The Cape Point fire started on Wednesday, 4 March in Cape Point Nature Reserve after a lightning strike in the area. Firefighters managed to bring the fire under control, but strong winds fueled the fire and made it difficult for aerial firefighting resources to be used and the fire flared up again on Thursday. On Saturday, 71-year-old firefighting helicopter pilot, Hendrik Willem Marais, was killed when his Bell Huey helicopter crashed while fighting the fire. Mayor of Cape Town, Patricia de Lille and Minister of Environmental Affairs and Tourism, Edna Molewa sent their condolences. The fire in Cape Point flared up again on Sunday and 70-80 firefighters with water tanks were sent to control the fire.

==== Tokai ====
The Cape Peninsula fires had spread to Tokai by 4 March. The SANParks offices in Tokai Forest were evacuated. Groot Constantia, the oldest wine estate in South Africa suffered vineyard damage and had to be evacuated. Due to the historical value of the farm and its antiques, Iziko Museums sent a team to retrieve items of historic value from Groot Constantia Manor House.

=== Other major fires ===

==== Porterville ====
By 25 February, fires in the Winterhoek Mountains had burnt over 2000 ha of vegetation. 60 firefighters, 3 helicopters and 2 fixed-wing aircraft were deployed to fight the fire.

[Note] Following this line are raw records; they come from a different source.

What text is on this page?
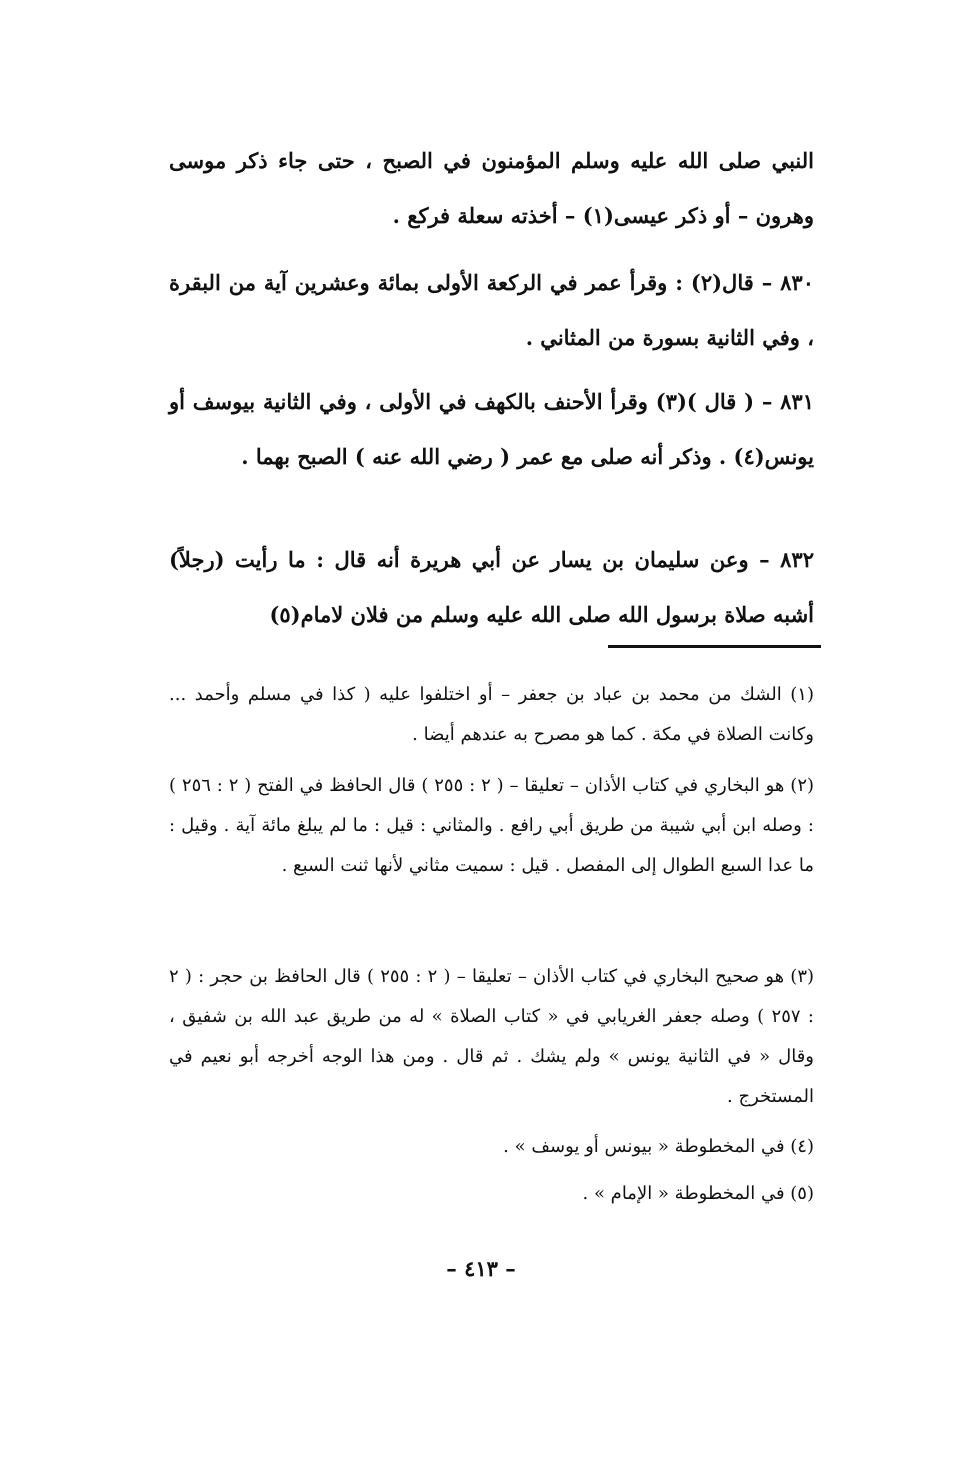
النبي صلى الله عليه وسلم المؤمنون في الصبح ، حتى جاء ذكر موسى وهرون – أو ذكر عيسى(١) – أخذته سعلة فركع .
٨٣٠ – قال(٢) : وقرأ عمر في الركعة الأولى بمائة وعشرين آية من البقرة ، وفي الثانية بسورة من المثاني .
٨٣١ – ( قال )(٣) وقرأ الأحنف بالكهف في الأولى ، وفي الثانية بيوسف أو يونس(٤) . وذكر أنه صلى مع عمر ( رضي الله عنه ) الصبح بهما .
٨٣٢ – وعن سليمان بن يسار عن أبي هريرة أنه قال : ما رأيت (رجلاً) أشبه صلاة برسول الله صلى الله عليه وسلم من فلان لامام(٥)
(١) الشك من محمد بن عباد بن جعفر – أو اختلفوا عليه ( كذا في مسلم وأحمد ... وكانت الصلاة في مكة . كما هو مصرح به عندهم أيضا .
(٢) هو البخاري في كتاب الأذان – تعليقا – ( ٢ : ٢٥٥ ) قال الحافظ في الفتح ( ٢ : ٢٥٦ ) : وصله ابن أبي شيبة من طريق أبي رافع . والمثاني : قيل : ما لم يبلغ مائة آية . وقيل : ما عدا السبع الطوال إلى المفصل . قيل : سميت مثاني لأنها ثنت السبع .
(٣) هو صحيح البخاري في كتاب الأذان – تعليقا – ( ٢ : ٢٥٥ ) قال الحافظ بن حجر : ( ٢ : ٢٥٧ ) وصله جعفر الغريابي في « كتاب الصلاة » له من طريق عبد الله بن شفيق ، وقال « في الثانية يونس » ولم يشك . ثم قال . ومن هذا الوجه أخرجه أبو نعيم في المستخرج .
(٤) في المخطوطة « بيونس أو يوسف » .
(٥) في المخطوطة « الإمام » .
– ٤١٣ –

On 6 March, A firefighter, Nazeem Davies was killed when his fire truck overturned and fell off the Dasklip Pass. He was returning from fighting fires on the mountains near Porterville.

====Stellenbosch====
On 9 March, a fire ignited in the Jonkershoek Nature Reserve near Stellenbosch. Three helicopters were deployed to fight the fire. By the next day, over 700 ha of vegetation had been burnt. On 11 March, the University of Stellenbosch's Sport Performance Institute in Coetzenburg was evacuated and 2900 ha of land had been burnt.

==== Wellington ====
On 21 April, a fire broke out on a hiking trail on Bainskloof near Wellington. Close to 200 firefighters were deployed to fight the fire. On 23 April a firefighting Huey helicopter crash killed the pilot, Darrel Rea and safety officer, Jastun Visagie while they were fighting the Bainskloof fires.

== Responses ==
In the days following the start of the fire, the number of complaints received by Cape Town's line for reporting drivers who discard cigarette butts onto the road jumped from an average of 7 complaints per day to an average of 88 complaints per day. Fire stations also received donations of food and drinks for the firefighters who were fighting the fires.